Looking in the mirror, Tony stared at the mess of bandages wrapped around the center of his chest, one hand sweeping the skin below them. Even there, the skin felt very sensitive—dauntingly sensitive. Unbroken skin was very tough, but scar tissue—it was difficult. Almost delicate. A reminder that it was the aftermath, the second iteration, that _what once was will never be again._

There were memories underneath the bandages. Memories he could not erase; memories that resonated with him. The bone saw. The white lights. The red-soaked bandages.

No one had asked him to count back from ten, the first time. But despite the sterility of it all, being under those bright lights hadn’t been easier the second time: the second time, he had _known_ what would come, and that had made it difficult to not dread it. Even as he had insisted that he was fine, he had panted with fear, struggling to comply when all he had wanted to do was run. In his head, he had backed down from the surgery many times, but aloud, he had remained dauntless. 

He would be happier without the arc reactor. He had promised himself as much, and with painkillers sucking off the most awful edge and the rest a tolerable ache, he could tentatively argue with that hypothetical. He was happier without the arc reactor. There were many reasons to be happier without the arc reactor.

For example, the encasement froze in the wintertime. Despite shirts and sweaters and coats and precautions, the metal would cool until it hurt the skin and bone around it. The vacuum to his chest was stressful on his stressed-out heart, and more stress was the last thing he needed. Taking it out made a lot of sense. 

Better still, it had increased his lung capacity. The first time had felt like a miracle, drawing in a steady breath and having it fill out his whole chest rather than hitching halfway through. He had teared up, a little, but that had been easy to blame it on the morphine. The first deep breath Tony Stark had taken in five years had felt like salvation, like a new beginning. 

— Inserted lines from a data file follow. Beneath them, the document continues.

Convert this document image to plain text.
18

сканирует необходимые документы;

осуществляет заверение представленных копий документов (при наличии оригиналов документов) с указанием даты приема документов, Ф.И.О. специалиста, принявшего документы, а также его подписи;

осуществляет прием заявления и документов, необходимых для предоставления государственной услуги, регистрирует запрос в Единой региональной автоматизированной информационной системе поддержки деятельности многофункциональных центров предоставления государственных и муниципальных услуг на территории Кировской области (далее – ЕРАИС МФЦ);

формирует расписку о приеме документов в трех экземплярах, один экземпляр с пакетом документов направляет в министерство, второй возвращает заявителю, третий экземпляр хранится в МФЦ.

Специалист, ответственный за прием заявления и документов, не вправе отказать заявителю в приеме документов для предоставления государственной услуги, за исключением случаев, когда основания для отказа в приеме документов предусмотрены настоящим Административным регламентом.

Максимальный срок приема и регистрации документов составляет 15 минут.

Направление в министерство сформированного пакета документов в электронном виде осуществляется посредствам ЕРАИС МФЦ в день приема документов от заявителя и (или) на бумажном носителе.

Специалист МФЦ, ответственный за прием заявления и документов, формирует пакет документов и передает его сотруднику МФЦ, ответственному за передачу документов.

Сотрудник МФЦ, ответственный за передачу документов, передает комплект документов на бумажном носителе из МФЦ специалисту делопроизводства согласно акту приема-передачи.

And yet here he was. Looking back.

Smoothing his hand over his skin, longing to see the hole in his chest that had been part of him for five years, he marveled at its lack.

He mourned, silently, where no one could hear him. 

It had been more than his burden; it had been his night light. Getting him through the darkest of days, the lowest moments, a shining white-blue reminder that he was alive. Waking up from that surgical sleep and finding the light gone had been like returning home from a very long assignment in orbit: suddenly, he didn’t have his one true compass, the thing that had never changed, no matter how much else had. His life had become _complicated_ again, without the one, simplifying factor present.

There were benefits, of course, things that could not be dismissed just because the light was gone. The light needed attending; now, he didn’t have to worry about the special tape he used to cover it up and protect it while he showered. If he so desired, at nearly three in the morning, he could pad out of his hotel room, sneak down to the pool, and have a dip, all without stopping to worry if the tape was truly secure. What a magical thing, he reflected, to have new _opportunities_. To be able to leap without looking. To swim freely again. 

It was one of so many things given back to him. And all it had taken was his pale blue dot.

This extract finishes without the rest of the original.